After 50 Years, a Great Military Debate Resumes

In the final weeks of the presidential campaign, an unexpected difference has emerged about the proper use of U.S. military forces. Governor Bush wants the United States to use its troops more unilaterally, and he wants them used primarily for fighting. Vice President Gore is more inclined to act cooperatively with allies and to use troops for peacekeeping. This difference revives a debate that most of us thought was settled nearly 50 years ago.

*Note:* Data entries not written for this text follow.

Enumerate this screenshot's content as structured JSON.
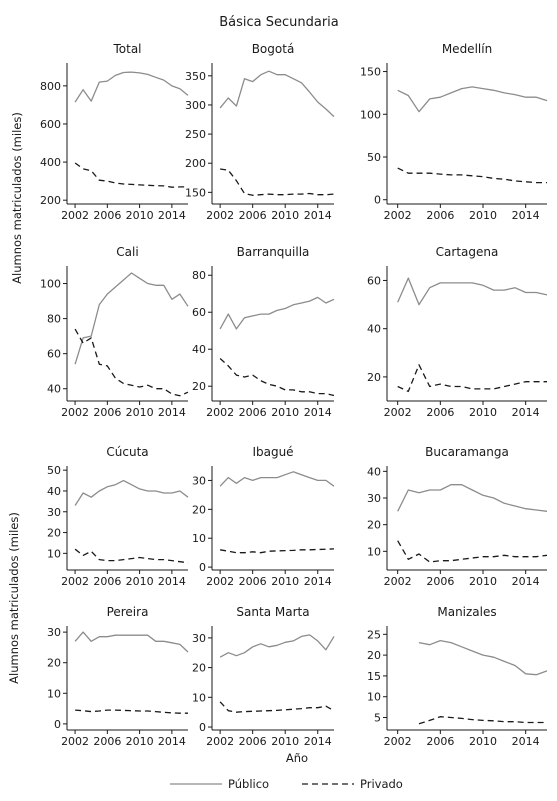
{
  "figure": {
    "title": "Básica Secundaria",
    "ylabel": "Alumnos matriculados (miles)",
    "xlabel": "Año",
    "legend": {
      "publico": "Público",
      "privado": "Privado",
      "placement": "bottom"
    },
    "colors": {
      "publico": "#8c8c8c",
      "privado": "#1a1a1a"
    }
  },
  "chart_data": [
    {
      "type": "line",
      "title": "Total",
      "xlim": [
        2001,
        2016
      ],
      "ylim": [
        180,
        920
      ],
      "yticks": [
        200,
        400,
        600,
        800
      ],
      "xticks": [
        2002,
        2006,
        2010,
        2014
      ],
      "series": [
        {
          "name": "Público",
          "x": [
            2002,
            2003,
            2004,
            2005,
            2006,
            2007,
            2008,
            2009,
            2010,
            2011,
            2012,
            2013,
            2014,
            2015,
            2016
          ],
          "y": [
            715,
            780,
            720,
            820,
            825,
            855,
            870,
            872,
            868,
            860,
            845,
            830,
            800,
            785,
            750
          ]
        },
        {
          "name": "Privado",
          "x": [
            2002,
            2003,
            2004,
            2005,
            2006,
            2007,
            2008,
            2009,
            2010,
            2011,
            2012,
            2013,
            2014,
            2015,
            2016
          ],
          "y": [
            395,
            365,
            355,
            305,
            300,
            290,
            285,
            283,
            280,
            278,
            276,
            275,
            268,
            270,
            270
          ]
        }
      ]
    },
    {
      "type": "line",
      "title": "Bogotá",
      "xlim": [
        2001,
        2016
      ],
      "ylim": [
        130,
        372
      ],
      "yticks": [
        150,
        200,
        250,
        300,
        350
      ],
      "xticks": [
        2002,
        2006,
        2010,
        2014
      ],
      "series": [
        {
          "name": "Público",
          "x": [
            2002,
            2003,
            2004,
            2005,
            2006,
            2007,
            2008,
            2009,
            2010,
            2011,
            2012,
            2013,
            2014,
            2015,
            2016
          ],
          "y": [
            295,
            312,
            298,
            345,
            340,
            352,
            358,
            352,
            352,
            345,
            338,
            322,
            305,
            293,
            280
          ]
        },
        {
          "name": "Privado",
          "x": [
            2002,
            2003,
            2004,
            2005,
            2006,
            2007,
            2008,
            2009,
            2010,
            2011,
            2012,
            2013,
            2014,
            2015,
            2016
          ],
          "y": [
            190,
            188,
            170,
            148,
            145,
            146,
            147,
            146,
            146,
            147,
            147,
            148,
            146,
            146,
            147
          ]
        }
      ]
    },
    {
      "type": "line",
      "title": "Medellín",
      "xlim": [
        2001,
        2016
      ],
      "ylim": [
        -5,
        160
      ],
      "yticks": [
        0,
        50,
        100,
        150
      ],
      "xticks": [
        2002,
        2006,
        2010,
        2014
      ],
      "series": [
        {
          "name": "Público",
          "x": [
            2002,
            2003,
            2004,
            2005,
            2006,
            2007,
            2008,
            2009,
            2010,
            2011,
            2012,
            2013,
            2014,
            2015,
            2016
          ],
          "y": [
            128,
            122,
            103,
            118,
            120,
            125,
            130,
            132,
            130,
            128,
            125,
            123,
            120,
            120,
            116
          ]
        },
        {
          "name": "Privado",
          "x": [
            2002,
            2003,
            2004,
            2005,
            2006,
            2007,
            2008,
            2009,
            2010,
            2011,
            2012,
            2013,
            2014,
            2015,
            2016
          ],
          "y": [
            37,
            31,
            31,
            31,
            30,
            29,
            29,
            28,
            27,
            25,
            24,
            22,
            21,
            20,
            20
          ]
        }
      ]
    },
    {
      "type": "line",
      "title": "Cali",
      "xlim": [
        2001,
        2016
      ],
      "ylim": [
        33,
        110
      ],
      "yticks": [
        40,
        60,
        80,
        100
      ],
      "xticks": [
        2002,
        2006,
        2010,
        2014
      ],
      "series": [
        {
          "name": "Público",
          "x": [
            2002,
            2003,
            2004,
            2005,
            2006,
            2007,
            2008,
            2009,
            2010,
            2011,
            2012,
            2013,
            2014,
            2015,
            2016
          ],
          "y": [
            54,
            69,
            70,
            88,
            94,
            98,
            102,
            106,
            103,
            100,
            99,
            99,
            91,
            94,
            87
          ]
        },
        {
          "name": "Privado",
          "x": [
            2002,
            2003,
            2004,
            2005,
            2006,
            2007,
            2008,
            2009,
            2010,
            2011,
            2012,
            2013,
            2014,
            2015,
            2016
          ],
          "y": [
            74,
            66,
            69,
            54,
            53,
            46,
            43,
            42,
            41,
            42,
            40,
            40,
            37,
            36,
            38
          ]
        }
      ]
    },
    {
      "type": "line",
      "title": "Barranquilla",
      "xlim": [
        2001,
        2016
      ],
      "ylim": [
        12,
        85
      ],
      "yticks": [
        20,
        40,
        60,
        80
      ],
      "xticks": [
        2002,
        2006,
        2010,
        2014
      ],
      "series": [
        {
          "name": "Público",
          "x": [
            2002,
            2003,
            2004,
            2005,
            2006,
            2007,
            2008,
            2009,
            2010,
            2011,
            2012,
            2013,
            2014,
            2015,
            2016
          ],
          "y": [
            51,
            59,
            51,
            57,
            58,
            59,
            59,
            61,
            62,
            64,
            65,
            66,
            68,
            65,
            67
          ]
        },
        {
          "name": "Privado",
          "x": [
            2002,
            2003,
            2004,
            2005,
            2006,
            2007,
            2008,
            2009,
            2010,
            2011,
            2012,
            2013,
            2014,
            2015,
            2016
          ],
          "y": [
            35,
            31,
            26,
            25,
            26,
            23,
            21,
            20,
            18,
            18,
            17,
            17,
            16,
            16,
            15
          ]
        }
      ]
    },
    {
      "type": "line",
      "title": "Cartagena",
      "xlim": [
        2001,
        2016
      ],
      "ylim": [
        10,
        66
      ],
      "yticks": [
        20,
        40,
        60
      ],
      "xticks": [
        2002,
        2006,
        2010,
        2014
      ],
      "series": [
        {
          "name": "Público",
          "x": [
            2002,
            2003,
            2004,
            2005,
            2006,
            2007,
            2008,
            2009,
            2010,
            2011,
            2012,
            2013,
            2014,
            2015,
            2016
          ],
          "y": [
            51,
            61,
            50,
            57,
            59,
            59,
            59,
            59,
            58,
            56,
            56,
            57,
            55,
            55,
            54
          ]
        },
        {
          "name": "Privado",
          "x": [
            2002,
            2003,
            2004,
            2005,
            2006,
            2007,
            2008,
            2009,
            2010,
            2011,
            2012,
            2013,
            2014,
            2015,
            2016
          ],
          "y": [
            16,
            14,
            25,
            16,
            17,
            16,
            16,
            15,
            15,
            15,
            16,
            17,
            18,
            18,
            18
          ]
        }
      ]
    },
    {
      "type": "line",
      "title": "Cúcuta",
      "xlim": [
        2001,
        2016
      ],
      "ylim": [
        2,
        52
      ],
      "yticks": [
        10,
        20,
        30,
        40,
        50
      ],
      "xticks": [
        2002,
        2006,
        2010,
        2014
      ],
      "series": [
        {
          "name": "Público",
          "x": [
            2002,
            2003,
            2004,
            2005,
            2006,
            2007,
            2008,
            2009,
            2010,
            2011,
            2012,
            2013,
            2014,
            2015,
            2016
          ],
          "y": [
            33,
            39,
            37,
            40,
            42,
            43,
            45,
            43,
            41,
            40,
            40,
            39,
            39,
            40,
            37
          ]
        },
        {
          "name": "Privado",
          "x": [
            2002,
            2003,
            2004,
            2005,
            2006,
            2007,
            2008,
            2009,
            2010,
            2011,
            2012,
            2013,
            2014,
            2015,
            2016
          ],
          "y": [
            12,
            9,
            11,
            7,
            6.5,
            6.5,
            7,
            7.5,
            8,
            7.5,
            7,
            7,
            6.5,
            6,
            5.5
          ]
        }
      ]
    },
    {
      "type": "line",
      "title": "Ibagué",
      "xlim": [
        2001,
        2016
      ],
      "ylim": [
        -1,
        35
      ],
      "yticks": [
        0,
        10,
        20,
        30
      ],
      "xticks": [
        2002,
        2006,
        2010,
        2014
      ],
      "series": [
        {
          "name": "Público",
          "x": [
            2002,
            2003,
            2004,
            2005,
            2006,
            2007,
            2008,
            2009,
            2010,
            2011,
            2012,
            2013,
            2014,
            2015,
            2016
          ],
          "y": [
            28,
            31,
            29,
            31,
            30,
            31,
            31,
            31,
            32,
            33,
            32,
            31,
            30,
            30,
            28
          ]
        },
        {
          "name": "Privado",
          "x": [
            2002,
            2003,
            2004,
            2005,
            2006,
            2007,
            2008,
            2009,
            2010,
            2011,
            2012,
            2013,
            2014,
            2015,
            2016
          ],
          "y": [
            6,
            5.5,
            5,
            5,
            5.3,
            5,
            5.5,
            5.6,
            5.7,
            5.8,
            6,
            6,
            6.1,
            6.2,
            6.3
          ]
        }
      ]
    },
    {
      "type": "line",
      "title": "Bucaramanga",
      "xlim": [
        2001,
        2016
      ],
      "ylim": [
        3,
        42
      ],
      "yticks": [
        10,
        20,
        30,
        40
      ],
      "xticks": [
        2002,
        2006,
        2010,
        2014
      ],
      "series": [
        {
          "name": "Público",
          "x": [
            2002,
            2003,
            2004,
            2005,
            2006,
            2007,
            2008,
            2009,
            2010,
            2011,
            2012,
            2013,
            2014,
            2015,
            2016
          ],
          "y": [
            25,
            33,
            32,
            33,
            33,
            35,
            35,
            33,
            31,
            30,
            28,
            27,
            26,
            25.5,
            25
          ]
        },
        {
          "name": "Privado",
          "x": [
            2002,
            2003,
            2004,
            2005,
            2006,
            2007,
            2008,
            2009,
            2010,
            2011,
            2012,
            2013,
            2014,
            2015,
            2016
          ],
          "y": [
            14,
            7,
            9,
            6,
            6.5,
            6.5,
            7,
            7.5,
            8,
            8,
            8.5,
            8,
            8,
            8,
            8.5
          ]
        }
      ]
    },
    {
      "type": "line",
      "title": "Pereira",
      "xlim": [
        2001,
        2016
      ],
      "ylim": [
        -2,
        32
      ],
      "yticks": [
        0,
        10,
        20,
        30
      ],
      "xticks": [
        2002,
        2006,
        2010,
        2014
      ],
      "series": [
        {
          "name": "Público",
          "x": [
            2002,
            2003,
            2004,
            2005,
            2006,
            2007,
            2008,
            2009,
            2010,
            2011,
            2012,
            2013,
            2014,
            2015,
            2016
          ],
          "y": [
            27,
            30,
            27,
            28.5,
            28.5,
            29,
            29,
            29,
            29,
            29,
            27,
            27,
            26.5,
            26,
            23.5
          ]
        },
        {
          "name": "Privado",
          "x": [
            2002,
            2003,
            2004,
            2005,
            2006,
            2007,
            2008,
            2009,
            2010,
            2011,
            2012,
            2013,
            2014,
            2015,
            2016
          ],
          "y": [
            4.5,
            4.3,
            4,
            4.2,
            4.5,
            4.5,
            4.4,
            4.3,
            4.2,
            4.2,
            4,
            3.8,
            3.6,
            3.5,
            3.5
          ]
        }
      ]
    },
    {
      "type": "line",
      "title": "Santa Marta",
      "xlim": [
        2001,
        2016
      ],
      "ylim": [
        -1,
        34
      ],
      "yticks": [
        0,
        10,
        20,
        30
      ],
      "xticks": [
        2002,
        2006,
        2010,
        2014
      ],
      "series": [
        {
          "name": "Público",
          "x": [
            2002,
            2003,
            2004,
            2005,
            2006,
            2007,
            2008,
            2009,
            2010,
            2011,
            2012,
            2013,
            2014,
            2015,
            2016
          ],
          "y": [
            23.5,
            25,
            24,
            25,
            27,
            28,
            27,
            27.5,
            28.5,
            29,
            30.5,
            31,
            29,
            26,
            30.5
          ]
        },
        {
          "name": "Privado",
          "x": [
            2002,
            2003,
            2004,
            2005,
            2006,
            2007,
            2008,
            2009,
            2010,
            2011,
            2012,
            2013,
            2014,
            2015,
            2016
          ],
          "y": [
            8.5,
            5.5,
            5,
            5.2,
            5.3,
            5.4,
            5.5,
            5.6,
            5.8,
            6,
            6.2,
            6.5,
            6.5,
            7,
            5.5
          ]
        }
      ]
    },
    {
      "type": "line",
      "title": "Manizales",
      "xlim": [
        2001,
        2016
      ],
      "ylim": [
        2,
        27
      ],
      "yticks": [
        5,
        10,
        15,
        20,
        25
      ],
      "xticks": [
        2002,
        2006,
        2010,
        2014
      ],
      "series": [
        {
          "name": "Público",
          "x": [
            2004,
            2005,
            2006,
            2007,
            2008,
            2009,
            2010,
            2011,
            2012,
            2013,
            2014,
            2015,
            2016
          ],
          "y": [
            23,
            22.5,
            23.5,
            23,
            22,
            21,
            20,
            19.5,
            18.5,
            17.5,
            15.5,
            15.3,
            16.2
          ]
        },
        {
          "name": "Privado",
          "x": [
            2004,
            2005,
            2006,
            2007,
            2008,
            2009,
            2010,
            2011,
            2012,
            2013,
            2014,
            2015,
            2016
          ],
          "y": [
            3.5,
            4.3,
            5.2,
            5,
            4.8,
            4.5,
            4.3,
            4.2,
            4,
            4,
            3.8,
            3.8,
            3.8
          ]
        }
      ]
    }
  ]
}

In the early 1950s, it was called the Great Debate.  The argument was whether the United States should send troops to Europe and commit itself to acting in concert with NATO allies.  Senator Robert A. Taft
(R-Ohio) led the forces against this commitment. The Taftites were not isolationists. They wanted the United States deeply involved around the world. But they wanted America to be free to act alone. They feared that alliances would  become entangling and expensive.

The Truman administration was determined to see the United States  build up Europe and the entire "free world" by commitments to act together with its allies. Many Republicans shared Truman's view, including Dwight D. Eisenhower. He ran for president in 1952, he said, primarily to prevent Taft from getting the Republican nomination.  Eisenhower shared the Taftites' fears of excessive military spending. But his way of keeping costs down was to create more military alliances, to place more of the burden of fighting upon America's allies.

Once Ike became president, Taft's views seemed irrelevant to U.S. policy, and they remained largely a historical curiosity until this year, when the Bush campaign began promoting its own version of unilateralism. Many of Bush's advisors worked for his father, former president George Bush; surely they have in mind the consequences of the coalition the elder Bush forged to win the Persian Gulf War.

By the time that war ended, the United States owed major diplomatic chits throughout the world, especially in the Middle East. What looked at first like immense freedom of action turned out to be just the kind of limitation that the Taftites warned of half a century ago. So now the younger Bush wants a policy closer to Taft's. And he would expand the military budget more slowly than the Democrats, in the Taftite spirit.

But there is one crucial difference. In Taft's day, the NATO allies had little strength beyond what the United States could provide. America could pretty well ignore their concerns. Today the European Union is an immense force to be reckoned with in every respect. In the future, when Germany has recovered from the shock of reunification, European force will likely be even harder to ignore.

So the Bush people seem to be proposing a compromise. The United States will cede control of Europe to the Europeans. In return, America will get troops out of Europe and assume the right to unilateral action in Asia, Africa and Latin America.

Now that the Cold War is gone, Bush's advisors want to turn the clock back to pre-Truman days, when FDR dreamed of the "four policemen" ruling their spheres of influence. In Bush's vision, however, there will be only two spheres: Europe policed by the NATO powers and everything else policed by the United States.

Policing is indeed the issue. The new Great Debate on military policy is essentially about how best to protect the globalized economic system. That system is constantly widening the gap between rich and poor. The have-nots already show signs of resistance, aided by middle-class supporters who take to the streets wherever the guardians of the global system gather. This coalition of resistance is bound to grow.

The Democrats want us involved all over the world, in every possible way, to protect the emerging global economy, despite its inequities. The Republicans want our responsibilities more narrowly defined, and our freedom to act more stoutly asserted, in defense of globalization.

A totally different approach comes from a third candidate, the Green Party's Ralph Nader. He would restructure the global system to narrow the gap between rich and poor. With much less resistance to suppress, the diplomatic problems of policing would dissolve. And the U.S. military, with little to do, could be radically downsized.

Henry Wallace ran for president as a third party candidate in 1948, representing the same left side of the spectrum that Nader represents today. He was no more a socialist than Nader is. But he wanted to avoid the Cold War. He wanted the United States to offer the world less military power and more economic and social justice. Democratic red-baiting discredited Wallace, leaving the GOP and the Democrats to hold their Great Debate about how to wage the Cold War.

The lesson then was the same as it is today. Debates over minor differences become "great" only when genuine alternatives cannot be heard.


Ira Chernus is a professor of religious studies at the University of Colorado at Boulder and a writer for History News Service.